Kinetic and DFT studies have been carried out on the reaction of the [Mo₃M′S₄(H₂O)₁₀]⁴⁺clusters (M′ = Pd, Ni) with H₃PO₂ to form the [Mo₃M′(pyr-H₃PO₂)S₄(H₂O)₉]⁴⁺ complexes, in which the rare pyramidal form of H₃PO₂ is stabilized by coordination to the M′ site of the clusters. The reaction proceeds with biphasic kinetics, both steps showing a first order dependence with respect to H₃PO₂. These results are interpreted in terms of a mechanism that involves an initial substitution step in which one tetrahedral H₃PO₂ molecule coordinates to M′ through the oxygen atom of the PO bond, followed by a second step that consists in tautomerization of coordinated H₃PO₂ assisted by a second H₃PO₂ molecule.

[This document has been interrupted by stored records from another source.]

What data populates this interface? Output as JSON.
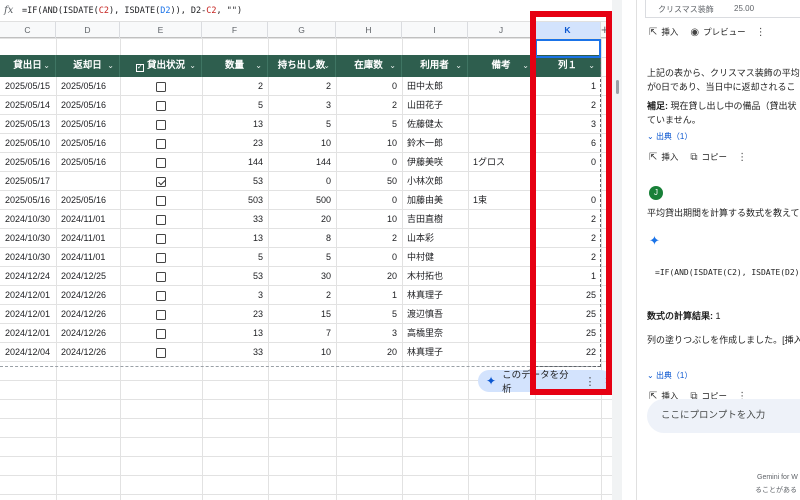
{
  "formula_bar": {
    "icon": "fx",
    "parts": [
      "=IF(AND(ISDATE(",
      "C2",
      "), ISDATE(",
      "D2",
      ")), D2-",
      "C2",
      ", \"\")"
    ]
  },
  "column_letters": [
    "C",
    "D",
    "E",
    "F",
    "G",
    "H",
    "I",
    "J",
    "K"
  ],
  "selected_column": "K",
  "table": {
    "headers": [
      "貸出日",
      "返却日",
      "貸出状況",
      "数量",
      "持ち出し数",
      "在庫数",
      "利用者",
      "備考",
      "列１"
    ],
    "rows": [
      [
        "2025/05/15",
        "2025/05/16",
        false,
        "2",
        "2",
        "0",
        "田中太郎",
        "",
        "1"
      ],
      [
        "2025/05/14",
        "2025/05/16",
        false,
        "5",
        "3",
        "2",
        "山田花子",
        "",
        "2"
      ],
      [
        "2025/05/13",
        "2025/05/16",
        false,
        "13",
        "5",
        "5",
        "佐藤健太",
        "",
        "3"
      ],
      [
        "2025/05/10",
        "2025/05/16",
        false,
        "23",
        "10",
        "10",
        "鈴木一郎",
        "",
        "6"
      ],
      [
        "2025/05/16",
        "2025/05/16",
        false,
        "144",
        "144",
        "0",
        "伊藤美咲",
        "1グロス",
        "0"
      ],
      [
        "2025/05/17",
        "",
        true,
        "53",
        "0",
        "50",
        "小林次郎",
        "",
        ""
      ],
      [
        "2025/05/16",
        "2025/05/16",
        false,
        "503",
        "500",
        "0",
        "加藤由美",
        "1束",
        "0"
      ],
      [
        "2024/10/30",
        "2024/11/01",
        false,
        "33",
        "20",
        "10",
        "吉田直樹",
        "",
        "2"
      ],
      [
        "2024/10/30",
        "2024/11/01",
        false,
        "13",
        "8",
        "2",
        "山本彩",
        "",
        "2"
      ],
      [
        "2024/10/30",
        "2024/11/01",
        false,
        "5",
        "5",
        "0",
        "中村健",
        "",
        "2"
      ],
      [
        "2024/12/24",
        "2024/12/25",
        false,
        "53",
        "30",
        "20",
        "木村拓也",
        "",
        "1"
      ],
      [
        "2024/12/01",
        "2024/12/26",
        false,
        "3",
        "2",
        "1",
        "林真理子",
        "",
        "25"
      ],
      [
        "2024/12/01",
        "2024/12/26",
        false,
        "23",
        "15",
        "5",
        "渡辺慎吾",
        "",
        "25"
      ],
      [
        "2024/12/01",
        "2024/12/26",
        false,
        "13",
        "7",
        "3",
        "高橋里奈",
        "",
        "25"
      ],
      [
        "2024/12/04",
        "2024/12/26",
        false,
        "33",
        "10",
        "20",
        "林真理子",
        "",
        "22"
      ]
    ]
  },
  "analyze_chip": {
    "label": "このデータを分析"
  },
  "panel": {
    "mini_table_cells": [
      "クリスマス装飾",
      "25.00"
    ],
    "insert_label": "挿入",
    "preview_label": "プレビュー",
    "copy_label": "コピー",
    "source_label": "出典（1）",
    "text1_line1": "上記の表から、クリスマス装飾の平均",
    "text1_line2": "が0日であり、当日中に返却されるこ",
    "note_bold": "補足:",
    "note_line1": " 現在貸し出し中の備品（貸出状",
    "note_line2": "ていません。",
    "user_initial": "J",
    "user_question": "平均貸出期間を計算する数式を教えて",
    "formula_snippet": "=IF(AND(ISDATE(C2), ISDATE(D2)",
    "result_label": "数式の計算結果:",
    "result_value": " 1",
    "result_text": "列の塗りつぶしを作成しました。[挿入",
    "prompt_placeholder": "ここにプロンプトを入力",
    "footer_line1": "Gemini for W",
    "footer_line2": "ることがある"
  },
  "colors": {
    "header_bg": "#2e5e4e",
    "highlight": "#e60012",
    "accent": "#1a73e8"
  }
}
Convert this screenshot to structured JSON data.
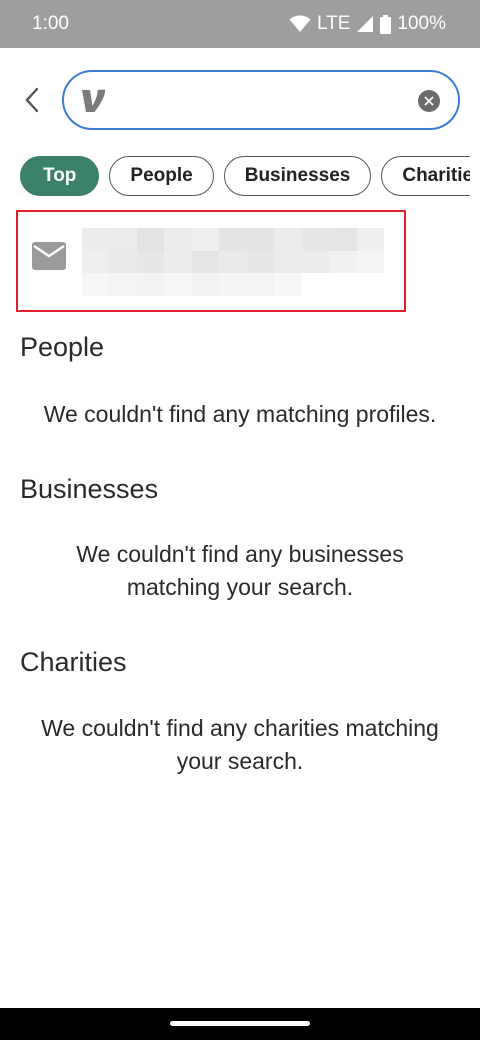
{
  "status_bar": {
    "time": "1:00",
    "network": "LTE",
    "battery": "100%"
  },
  "search": {
    "value": "",
    "logo_icon": "venmo-logo-icon",
    "clear_icon": "clear-icon"
  },
  "chips": [
    {
      "label": "Top",
      "active": true
    },
    {
      "label": "People",
      "active": false
    },
    {
      "label": "Businesses",
      "active": false
    },
    {
      "label": "Charities",
      "active": false
    }
  ],
  "email_result": {
    "icon": "mail-icon"
  },
  "sections": {
    "people": {
      "title": "People",
      "message": "We couldn't find any matching profiles."
    },
    "businesses": {
      "title": "Businesses",
      "message_line1": "We couldn't find any businesses",
      "message_line2": "matching your search."
    },
    "charities": {
      "title": "Charities",
      "message_line1": "We couldn't find any charities matching",
      "message_line2": "your search."
    }
  },
  "colors": {
    "accent_green": "#3b8068",
    "search_border": "#3d7bd6",
    "highlight_red": "#e0202a"
  }
}
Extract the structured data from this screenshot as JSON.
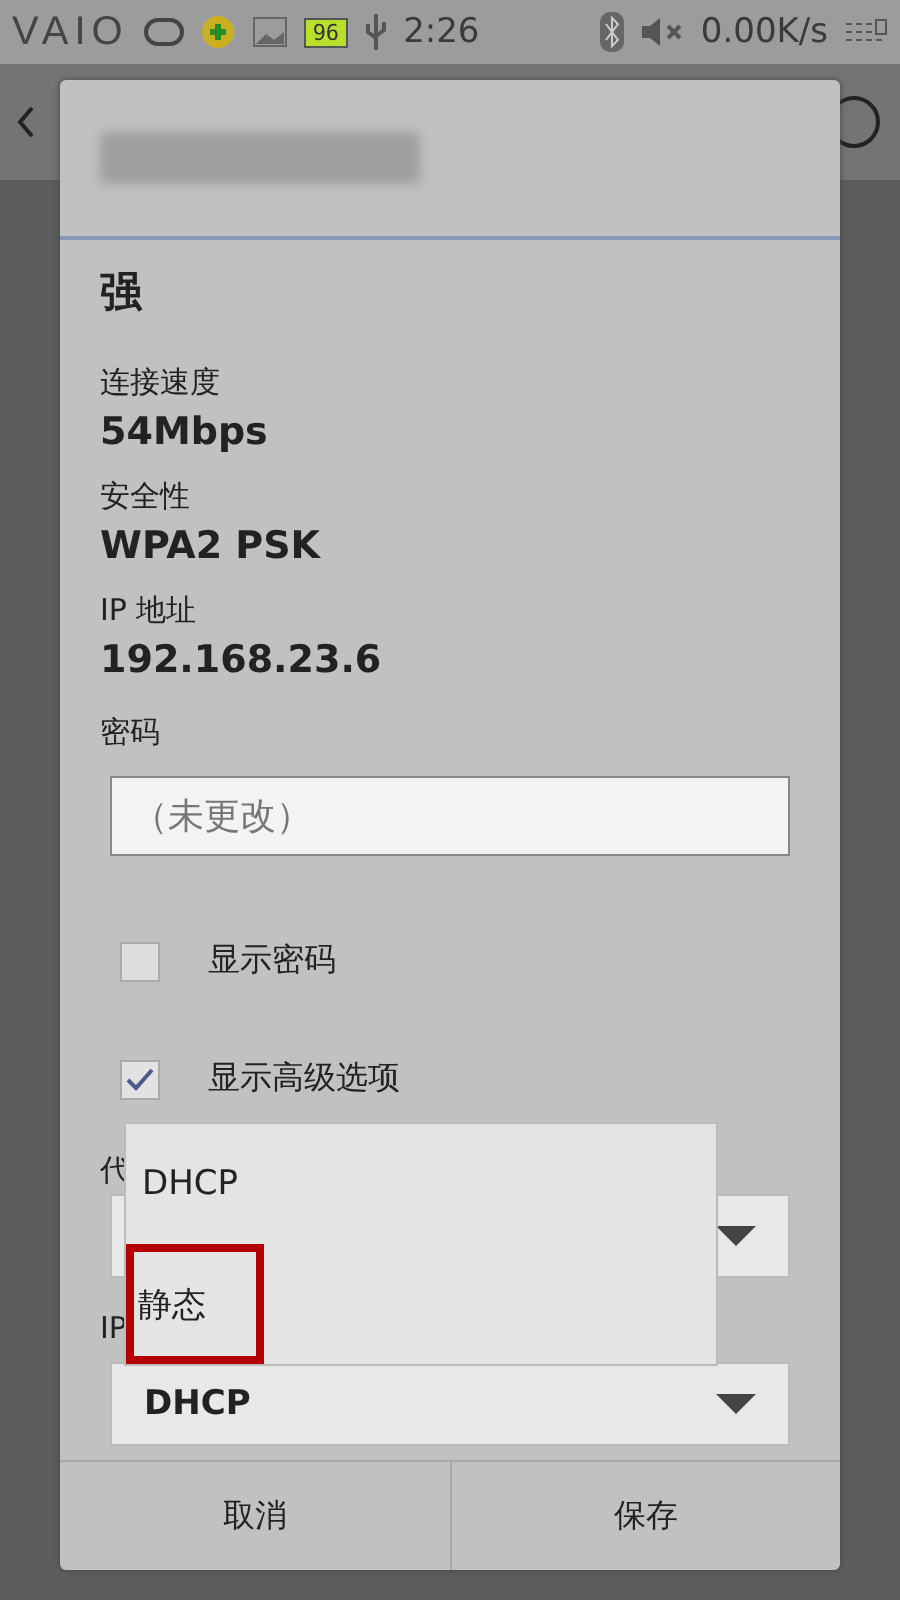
{
  "status_bar": {
    "logo": "VAIO",
    "battery": "96",
    "time": "2:26",
    "net_speed": "0.00K/s"
  },
  "dialog": {
    "signal_value": "强",
    "fields": [
      {
        "label": "连接速度",
        "value": "54Mbps"
      },
      {
        "label": "安全性",
        "value": "WPA2 PSK"
      },
      {
        "label": "IP 地址",
        "value": "192.168.23.6"
      }
    ],
    "password": {
      "label": "密码",
      "placeholder": "（未更改）"
    },
    "checkboxes": [
      {
        "label": "显示密码",
        "checked": false
      },
      {
        "label": "显示高级选项",
        "checked": true
      }
    ],
    "proxy": {
      "label": "代"
    },
    "ip_settings": {
      "label": "IP",
      "value": "DHCP"
    },
    "buttons": [
      "取消",
      "保存"
    ]
  },
  "dropdown": {
    "options": [
      {
        "label": "DHCP",
        "selected": false
      },
      {
        "label": "静态",
        "selected": true
      }
    ]
  }
}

DFT studies have been carried out to obtain information on the details of both kinetic steps, the major finding being that the role of the additional H₃PO₂ molecule in the second step consists in catalysing a hydrogen shift from phosphorus to oxygen in O-coordinated H₃PO₂, which is made possible by its capability of accepting a proton from P–H to form H₄PO₂⁺ and then transfer it to the oxygen. DFT studies have been also carried out on the reaction at the Mo centres to understand the reasons that make these metal centres ineffective for promoting tautomerization.